High Rc is all I want.

Depending on what you want to be doing with the knife the brittleness may or may not be an issue. I think that many true Japanese kitchen knives are on the hard side, which is fine for their purpose. If you can say that you will never be doing any prying or stabing with a knife it wouldn't need to be very flexible. So for a dedicated kitchen slicer a knife with high RC might work fine, just don't drop it or knock anything accidentally. That is really an impractical situation for a real user knife, which might see some prying or chopping.
 
The interesting thing is that there are many supposedly hard users out there with very hard edges using laminates. Carter has some large blades with 62+ hrc edges.

-Cliff
 
Jeff-
I honestly couldn't tell you what brand that file was, or what I use in my shop. But it's a wide assortment picked up over the years at hardware stores, auctions, flea markets, and even Wal-Mart. Now, I have broken the points off of some of my tiny needle files (I mostly make miniatures) when using them as improvised awls, etc., but I have never broken one otherwise that I can recall for any reason. Not saying it can't happen, of course, but it's not like they'll snap if ya just look at 'em funny, either.

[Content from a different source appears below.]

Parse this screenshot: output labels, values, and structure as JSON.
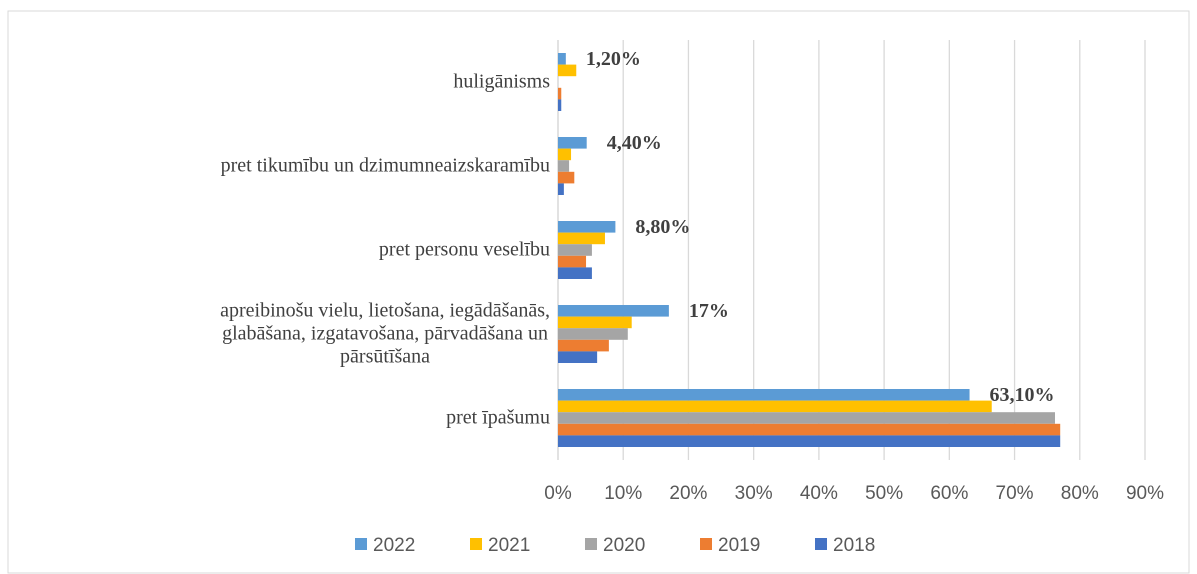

In fact, on that little knife I mentioned- I attached a deer leg bone handle by just drilling a hole through the end of the file's tang for a pin, so it's basically a hidden half-tang design. One time when I was digging with it, I bent the blade a bit right at the guard, as the file tangs are not hardened. So the fully hard blade was still stronger than the unhardened tang. (and I left the file's tang at full width and thickness)

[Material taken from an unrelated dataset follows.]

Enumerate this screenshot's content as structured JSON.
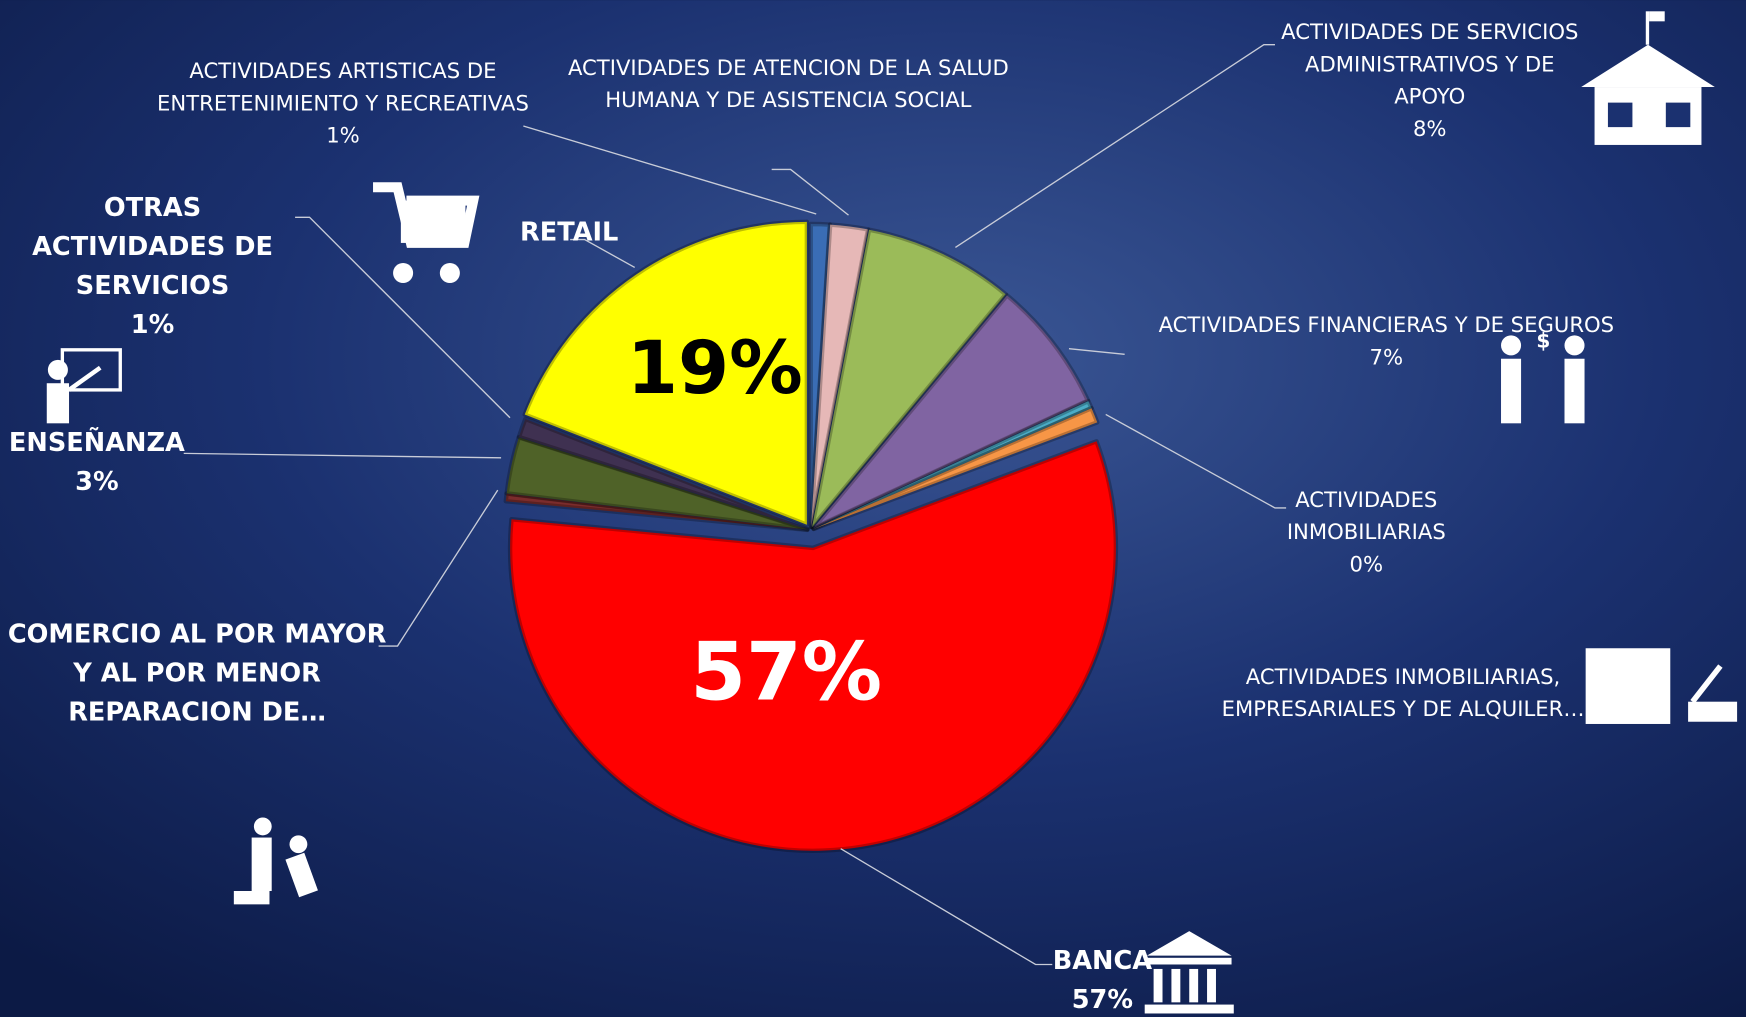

Oh wait a minute, I do recall a breakage now. I broke one of Dad's chainsaw files when I stepped on it, as it was laying on a bunch of junk on the floor. Though that probably isn't relavant here anyway.
 
If you want high Rc, get a ceramic blade. You may sacrice toughness, but it will get you up in the nosebleed section.
 
S-5 or S-7 can be hardened to the low 60's for knives and still be effective. Wootz steel will peform as though it is in the low 70's Rc, although different microscopic sections of the matrix would test to varying RC.